Laurence Rossignol, secrétaire d'État chargée de la famille, de l'enfance, des personnes âgées et de l'autonomie. Madame Clergeau, comme vous l'avez évoqué, l'exception de la politique familiale française, c'est sa capacité à permettre aux femmes de travailler tout en élevant des enfants. C'est pour cela que nous avons à la fois un des meilleurs taux de natalité et un des meilleurs taux d'activité des femmes en Europe.
Par ailleurs, vous avez probablement, comme tous les députés, pris connaissance du rapport de l'UNICEF, paru il y a trois semaines, qui étudie l'augmentation de la pauvreté des enfants de 2008 à 2012 : pendant cette période, 400 000 enfants de plus sont entrés en pauvreté et aujourd'hui, plus de trois millions vivent en dessous du seuil de pauvreté.
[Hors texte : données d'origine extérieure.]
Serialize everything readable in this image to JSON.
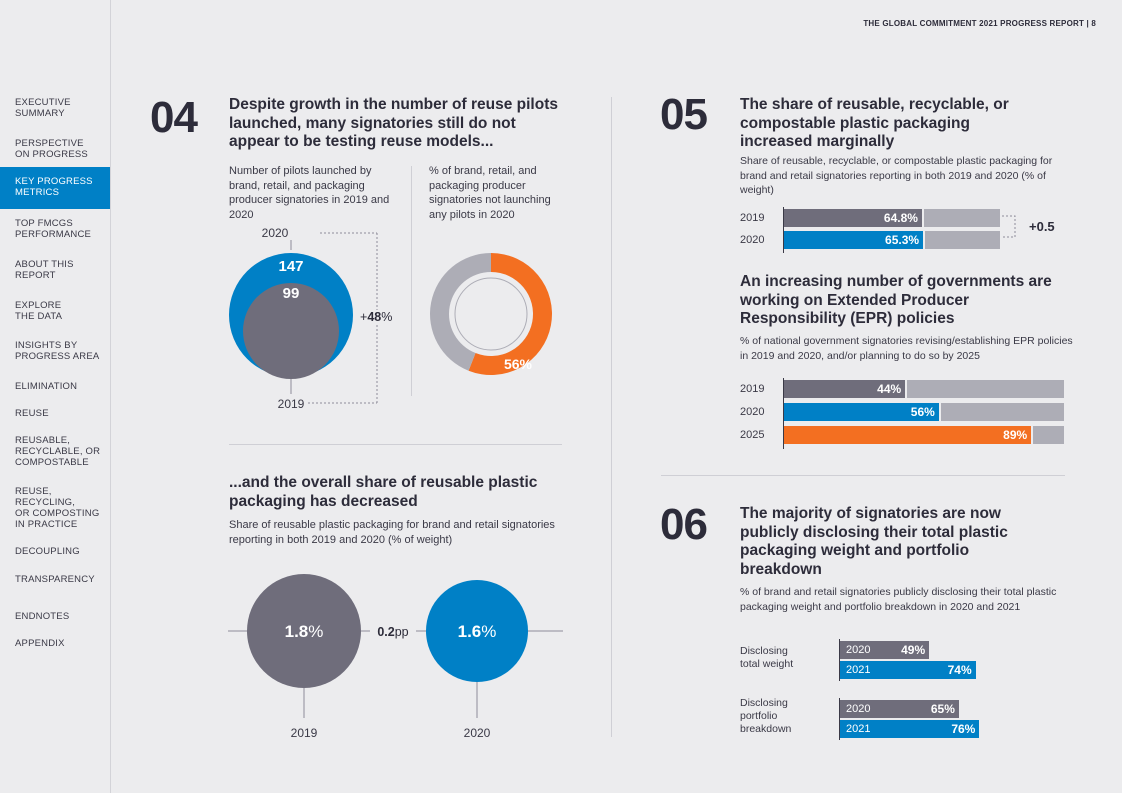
{
  "header": {
    "title": "THE GLOBAL COMMITMENT 2021 PROGRESS REPORT  |  8"
  },
  "sidebar": {
    "items": [
      {
        "label": "EXECUTIVE\nSUMMARY"
      },
      {
        "label": "PERSPECTIVE\nON PROGRESS"
      },
      {
        "label": "KEY PROGRESS\nMETRICS"
      },
      {
        "label": "TOP FMCGS\nPERFORMANCE"
      },
      {
        "label": "ABOUT THIS\nREPORT"
      },
      {
        "label": "EXPLORE\nTHE DATA"
      },
      {
        "label": "INSIGHTS BY\nPROGRESS AREA"
      },
      {
        "label": "ELIMINATION"
      },
      {
        "label": "REUSE"
      },
      {
        "label": "REUSABLE,\nRECYCLABLE, OR\nCOMPOSTABLE"
      },
      {
        "label": "REUSE,\nRECYCLING,\nOR COMPOSTING\nIN PRACTICE"
      },
      {
        "label": "DECOUPLING"
      },
      {
        "label": "TRANSPARENCY"
      },
      {
        "label": "ENDNOTES"
      },
      {
        "label": "APPENDIX"
      }
    ],
    "active_index": 2
  },
  "colors": {
    "grey": "#6f6d7b",
    "blue": "#0080c6",
    "orange": "#f36f21",
    "light": "#adadb6"
  },
  "s04": {
    "number": "04",
    "heading": "Despite growth in the number of reuse pilots launched, many signatories still do not appear to be testing reuse models...",
    "left_desc": "Number of pilots launched by brand, retail, and packaging producer signatories in 2019 and 2020",
    "right_desc": "% of brand, retail, and packaging producer signatories not launching any pilots in 2020",
    "label_2020": "2020",
    "label_2019": "2019",
    "value_2020": "147",
    "value_2019": "99",
    "growth_prefix": "+",
    "growth_num": "48",
    "growth_suffix": "%",
    "donut_label": "56%"
  },
  "s04b": {
    "heading": "...and the overall share of reusable plastic packaging has decreased",
    "desc": "Share of reusable plastic packaging for brand and retail signatories reporting in both 2019 and 2020 (% of weight)",
    "val_2019_num": "1.8",
    "val_2020_num": "1.6",
    "pct": "%",
    "diff_num": "0.2",
    "diff_unit": "pp",
    "year_2019": "2019",
    "year_2020": "2020"
  },
  "s05": {
    "number": "05",
    "heading": "The share of reusable, recyclable, or compostable plastic packaging increased marginally",
    "desc": "Share of reusable, recyclable, or compostable plastic packaging for brand and retail signatories reporting in both 2019 and 2020 (% of weight)",
    "change": "+0.5",
    "heading2": "An increasing number of governments are working on Extended Producer Responsibility (EPR) policies",
    "desc2": "% of national government signatories revising/establishing EPR policies in 2019 and 2020, and/or planning to do so by 2025"
  },
  "s06": {
    "number": "06",
    "heading": "The majority of signatories are now publicly disclosing their total plastic packaging weight and portfolio breakdown",
    "desc": "% of brand and retail signatories publicly disclosing their total plastic packaging weight and portfolio breakdown in 2020 and 2021",
    "group1_label": "Disclosing\ntotal weight",
    "group2_label": "Disclosing\nportfolio\nbreakdown"
  },
  "chart_data": [
    {
      "type": "bubble",
      "title": "Number of pilots launched by brand, retail, and packaging producer signatories in 2019 and 2020",
      "categories": [
        "2019",
        "2020"
      ],
      "values": [
        99,
        147
      ],
      "annotation": "+48%"
    },
    {
      "type": "pie",
      "title": "% of brand, retail, and packaging producer signatories not launching any pilots in 2020",
      "values": [
        56
      ],
      "labels": [
        "56%"
      ]
    },
    {
      "type": "bubble",
      "title": "Share of reusable plastic packaging for brand and retail signatories reporting in both 2019 and 2020 (% of weight)",
      "categories": [
        "2019",
        "2020"
      ],
      "values": [
        1.8,
        1.6
      ],
      "annotation": "0.2pp"
    },
    {
      "type": "bar",
      "title": "Share of reusable, recyclable, or compostable plastic packaging for brand and retail signatories reporting in both 2019 and 2020 (% of weight)",
      "categories": [
        "2019",
        "2020"
      ],
      "values": [
        64.8,
        65.3
      ],
      "labels": [
        "64.8%",
        "65.3%"
      ],
      "annotation": "+0.5"
    },
    {
      "type": "bar",
      "title": "% of national government signatories revising/establishing EPR policies in 2019 and 2020, and/or planning to do so by 2025",
      "categories": [
        "2019",
        "2020",
        "2025"
      ],
      "values": [
        44,
        56,
        89
      ],
      "labels": [
        "44%",
        "56%",
        "89%"
      ]
    },
    {
      "type": "bar",
      "title": "% of brand and retail signatories publicly disclosing their total plastic packaging weight and portfolio breakdown in 2020 and 2021",
      "groups": [
        "Disclosing total weight",
        "Disclosing portfolio breakdown"
      ],
      "series": [
        {
          "name": "2020",
          "values": [
            49,
            65
          ]
        },
        {
          "name": "2021",
          "values": [
            74,
            76
          ]
        }
      ],
      "labels": [
        [
          "49%",
          "74%"
        ],
        [
          "65%",
          "76%"
        ]
      ]
    }
  ]
}
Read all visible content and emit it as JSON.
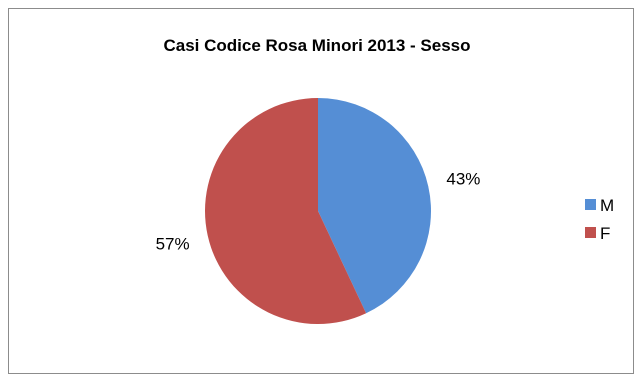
{
  "chart_data": {
    "type": "pie",
    "title": "Casi Codice Rosa Minori 2013 - Sesso",
    "categories": [
      "M",
      "F"
    ],
    "values": [
      43,
      57
    ],
    "data_labels": [
      "43%",
      "57%"
    ],
    "colors": [
      "#558ED5",
      "#C0504D"
    ],
    "legend_position": "right"
  }
}
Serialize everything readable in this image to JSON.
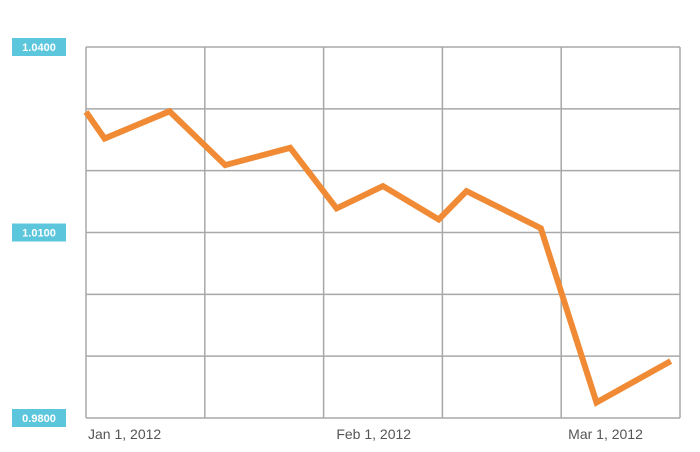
{
  "chart_data": {
    "type": "line",
    "title": "",
    "xlabel": "",
    "ylabel": "",
    "ylim": [
      0.98,
      1.04
    ],
    "grid": true,
    "y_ticks": [
      "1.0400",
      "1.0100",
      "0.9800"
    ],
    "x_ticks": [
      "Jan 1, 2012",
      "Feb 1, 2012",
      "Mar 1, 2012"
    ],
    "x_tick_dates": [
      "2012-01-01",
      "2012-02-01",
      "2012-03-01"
    ],
    "x_range": [
      "2012-01-01",
      "2012-03-05"
    ],
    "series": [
      {
        "color": "#f08a34",
        "x": [
          "2012-01-01",
          "2012-01-03",
          "2012-01-10",
          "2012-01-16",
          "2012-01-23",
          "2012-01-28",
          "2012-02-02",
          "2012-02-08",
          "2012-02-11",
          "2012-02-19",
          "2012-02-25",
          "2012-03-04"
        ],
        "values": [
          1.0295,
          1.0252,
          1.0296,
          1.0209,
          1.0237,
          1.0139,
          1.0175,
          1.0121,
          1.0167,
          1.0107,
          0.9825,
          0.9892
        ]
      }
    ]
  }
}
On ne peut pas seulement s'émouvoir ou se désoler d'une telle situation. Le choix du Gouvernement et de la majorité parlementaire, vous-même ayant été très active, madame Clergeau, c'est celui d'une politique familiale fidèle à ses principes, universelle et solidaire. Universelle, disais-je, car toutes les familles de deux enfants continueront de percevoir des allocations familiales, et solidaire car les familles dont les allocations familiales seront modulées doivent savoir que ce ne sera pas en vain : grâce à cet effort, nous pouvons augmenter l'allocation de soutien familial ainsi que la GIPA – la garantie contre les impayés de pensions alimentaires – pour les familles monoparentales, et nous pouvons aussi développer le complément familial pour les familles les plus démunies et augmenter l'allocation de rentrée scolaire.
Toutes les familles comprennent cet effort en direction de celles qui sont le plus en difficulté, y compris les familles à qui il est demandé aujourd'hui d'être les plus actives, et les enfants demandent aussi un tel effort. On ne peut pas élever des enfants dans un pays où la fracture sociale entre enfants pauvres et moins pauvres se justifierait : face à l'injustice sociale c'est aux enfants que nous devons d'abord une réponse. Nous luttons dans ce but et nous nous y attelons avec cette réforme.